Issue 15, February 2008
So you wish you could draw!

By Theo Michael.

If you've thought that creating a pleasing drawing or painting depends on being blessed with a divine gift you might want to think again. Drawing well is primarily a craft and as such based on rules and skills that can easily be learned by anyone who is willing to learn how to see like an artist.
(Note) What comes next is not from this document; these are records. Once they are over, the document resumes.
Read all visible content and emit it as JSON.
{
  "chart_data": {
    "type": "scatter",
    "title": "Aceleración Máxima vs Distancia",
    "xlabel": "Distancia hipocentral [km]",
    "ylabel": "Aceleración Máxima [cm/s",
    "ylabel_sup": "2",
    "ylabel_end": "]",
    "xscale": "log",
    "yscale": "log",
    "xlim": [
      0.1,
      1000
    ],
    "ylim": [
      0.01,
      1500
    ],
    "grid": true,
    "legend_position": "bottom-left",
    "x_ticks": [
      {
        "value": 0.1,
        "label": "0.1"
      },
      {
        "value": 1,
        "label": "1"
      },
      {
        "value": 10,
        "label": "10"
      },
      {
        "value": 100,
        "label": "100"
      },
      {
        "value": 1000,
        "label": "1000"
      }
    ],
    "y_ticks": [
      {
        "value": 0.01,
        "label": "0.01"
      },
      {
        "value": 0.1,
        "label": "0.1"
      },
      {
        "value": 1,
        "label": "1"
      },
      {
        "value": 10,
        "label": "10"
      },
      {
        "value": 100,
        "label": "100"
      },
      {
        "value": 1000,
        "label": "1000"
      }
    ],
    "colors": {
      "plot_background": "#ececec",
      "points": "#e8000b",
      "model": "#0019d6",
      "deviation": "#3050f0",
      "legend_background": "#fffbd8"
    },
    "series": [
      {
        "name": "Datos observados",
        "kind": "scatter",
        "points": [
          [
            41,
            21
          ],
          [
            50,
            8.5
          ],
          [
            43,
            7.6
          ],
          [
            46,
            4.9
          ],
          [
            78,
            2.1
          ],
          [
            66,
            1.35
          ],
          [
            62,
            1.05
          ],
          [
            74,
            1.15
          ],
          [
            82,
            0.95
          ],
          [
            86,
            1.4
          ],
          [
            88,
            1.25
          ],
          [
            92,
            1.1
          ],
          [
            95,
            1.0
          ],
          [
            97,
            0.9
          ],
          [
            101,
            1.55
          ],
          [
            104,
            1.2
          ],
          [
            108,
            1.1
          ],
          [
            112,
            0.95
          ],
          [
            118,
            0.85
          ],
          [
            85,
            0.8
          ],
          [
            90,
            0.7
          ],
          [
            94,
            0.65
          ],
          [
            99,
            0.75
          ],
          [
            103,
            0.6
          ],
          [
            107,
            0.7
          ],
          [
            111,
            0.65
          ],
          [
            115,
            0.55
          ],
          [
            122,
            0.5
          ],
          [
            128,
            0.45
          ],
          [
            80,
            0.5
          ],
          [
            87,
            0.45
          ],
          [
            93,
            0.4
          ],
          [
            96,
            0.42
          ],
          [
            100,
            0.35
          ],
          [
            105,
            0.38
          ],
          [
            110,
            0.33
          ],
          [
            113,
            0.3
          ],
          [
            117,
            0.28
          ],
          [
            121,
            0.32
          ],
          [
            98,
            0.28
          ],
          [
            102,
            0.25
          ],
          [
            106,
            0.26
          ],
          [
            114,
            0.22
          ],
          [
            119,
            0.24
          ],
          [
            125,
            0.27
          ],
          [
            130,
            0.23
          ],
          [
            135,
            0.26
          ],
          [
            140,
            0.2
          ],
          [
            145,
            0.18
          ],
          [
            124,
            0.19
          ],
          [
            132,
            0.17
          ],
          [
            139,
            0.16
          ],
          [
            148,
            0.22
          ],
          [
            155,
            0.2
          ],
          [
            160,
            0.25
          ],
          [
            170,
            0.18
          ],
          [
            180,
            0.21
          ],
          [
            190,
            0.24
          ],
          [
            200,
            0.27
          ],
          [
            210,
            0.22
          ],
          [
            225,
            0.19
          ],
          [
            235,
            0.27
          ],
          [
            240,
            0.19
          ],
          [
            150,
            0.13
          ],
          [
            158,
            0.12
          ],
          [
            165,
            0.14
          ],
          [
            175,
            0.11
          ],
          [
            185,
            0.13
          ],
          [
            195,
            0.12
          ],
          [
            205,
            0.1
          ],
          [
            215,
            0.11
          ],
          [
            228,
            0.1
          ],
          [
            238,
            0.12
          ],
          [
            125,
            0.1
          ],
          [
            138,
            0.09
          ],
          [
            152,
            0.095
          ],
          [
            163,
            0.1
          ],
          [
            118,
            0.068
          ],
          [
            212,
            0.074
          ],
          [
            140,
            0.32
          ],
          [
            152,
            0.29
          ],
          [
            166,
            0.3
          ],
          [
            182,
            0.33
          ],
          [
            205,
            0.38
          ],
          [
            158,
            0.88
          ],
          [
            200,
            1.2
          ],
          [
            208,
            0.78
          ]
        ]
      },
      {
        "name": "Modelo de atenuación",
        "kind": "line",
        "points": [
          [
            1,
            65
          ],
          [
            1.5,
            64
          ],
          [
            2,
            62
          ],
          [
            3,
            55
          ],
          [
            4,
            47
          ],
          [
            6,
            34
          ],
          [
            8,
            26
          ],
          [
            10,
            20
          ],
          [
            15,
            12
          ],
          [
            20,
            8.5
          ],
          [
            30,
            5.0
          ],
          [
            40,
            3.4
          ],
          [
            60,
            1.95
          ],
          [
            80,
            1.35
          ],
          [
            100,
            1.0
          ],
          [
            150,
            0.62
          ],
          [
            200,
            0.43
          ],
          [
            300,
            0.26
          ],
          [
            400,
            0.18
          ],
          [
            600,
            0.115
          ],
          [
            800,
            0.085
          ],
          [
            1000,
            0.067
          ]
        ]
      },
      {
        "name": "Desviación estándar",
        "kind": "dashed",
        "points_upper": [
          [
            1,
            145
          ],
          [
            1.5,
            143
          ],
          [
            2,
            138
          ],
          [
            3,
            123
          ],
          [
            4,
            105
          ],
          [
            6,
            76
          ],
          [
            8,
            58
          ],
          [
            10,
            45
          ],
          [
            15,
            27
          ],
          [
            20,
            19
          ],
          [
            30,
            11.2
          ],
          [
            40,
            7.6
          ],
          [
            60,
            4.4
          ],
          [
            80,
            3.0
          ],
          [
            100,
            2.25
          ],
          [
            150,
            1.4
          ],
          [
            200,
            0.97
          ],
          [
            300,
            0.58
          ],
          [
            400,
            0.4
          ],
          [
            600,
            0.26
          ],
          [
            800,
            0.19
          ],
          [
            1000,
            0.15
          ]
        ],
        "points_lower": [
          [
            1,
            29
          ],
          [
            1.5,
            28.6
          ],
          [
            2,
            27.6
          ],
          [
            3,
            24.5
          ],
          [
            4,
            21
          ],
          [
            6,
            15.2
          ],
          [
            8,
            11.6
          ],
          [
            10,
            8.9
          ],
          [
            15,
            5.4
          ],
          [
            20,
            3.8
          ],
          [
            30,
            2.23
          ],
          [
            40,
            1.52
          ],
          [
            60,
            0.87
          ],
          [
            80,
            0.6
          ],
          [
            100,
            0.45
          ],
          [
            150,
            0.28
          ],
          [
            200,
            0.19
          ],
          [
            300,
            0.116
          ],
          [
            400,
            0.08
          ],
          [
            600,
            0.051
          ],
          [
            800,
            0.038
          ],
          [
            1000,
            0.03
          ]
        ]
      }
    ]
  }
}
Contrary to common belief creating a competent drawing has all to do with perception rather than dexterity of the drawing hand. If your handwriting is legible, not beautiful or stylish, but simply decipherable you certainly have the right prerequisites to become a competent drawer or painter. But what does this all mean to be able to perceive things as they are? Let me try to explain.
Imagine a cartoon figure being propelled at high speed towards a thin wall and actually crashing through it, leaving behind a perfectly recognisable outline of its shape. This shape left behind in the wall is the contour outline of your cartoon figure. If you were to draw just the outline of this shape it would be called a contour drawing or a contour line drawing, it defines the outer edges of your object.
However the edge of an object, or the line that you have just drawn, is always the border of two things simultaneously. It is always a shared boundary, in this case not only the outline of the cartoon figure, but also the outline of a distinct shape of the background. In art and design this background shape is called the negative space.
Let's say you are going to draw a chair, recognising the shapes that make up the background are equally as important as the shape of the chair itself. Instead of copying the outline of the chair, try to draw the outline of all the negative spaces for a change, such as the spaces between the backrest, or the spaces between the legs.